Input string with all identical characters
How to Handle:
The solution should correctly calculate keypresses by assigning higher keypress counts to these frequent characters.
Input string with a very long length
How to Handle:
Ensure the solution scales efficiently, considering potential memory or time complexity issues with very large inputs; time complexity should ideally be O(n log n) from sorting, and can be optimized further by avoiding full sorting with use of data structures.
Input string containing non-alphabetic characters (e.g., numbers, symbols)
How to Handle:
Filter out or ignore any non-alphabetic characters or handle them according to the problem specification (e.g., treat them as having the lowest frequency).

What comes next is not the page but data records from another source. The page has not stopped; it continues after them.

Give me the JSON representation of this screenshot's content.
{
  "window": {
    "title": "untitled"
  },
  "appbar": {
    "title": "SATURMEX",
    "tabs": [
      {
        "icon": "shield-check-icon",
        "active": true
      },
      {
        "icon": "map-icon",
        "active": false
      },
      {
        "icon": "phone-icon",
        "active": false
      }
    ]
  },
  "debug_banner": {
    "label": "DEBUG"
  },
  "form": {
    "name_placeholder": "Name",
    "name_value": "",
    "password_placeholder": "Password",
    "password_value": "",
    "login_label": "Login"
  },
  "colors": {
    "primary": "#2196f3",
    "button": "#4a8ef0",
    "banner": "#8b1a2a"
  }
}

Input string with a highly skewed distribution of character frequencies
How to Handle:
The solution should correctly assign keypresses even with uneven distributions, by giving the most frequent characters the lowest number of presses.
String with exactly 26 distinct characters
How to Handle:
The first occurrence of each character will have a keypress of 1, and subsequent occurrences depend on frequency, requiring more keypresses than characters appearing before.
Very long string with repeating patterns, but non-uniform distribution
How to Handle:
The character frequency count must be accurate to prevent errors in assigning keypresses based on actual occurrences and sorting these occurrences to correctly assign keypress value.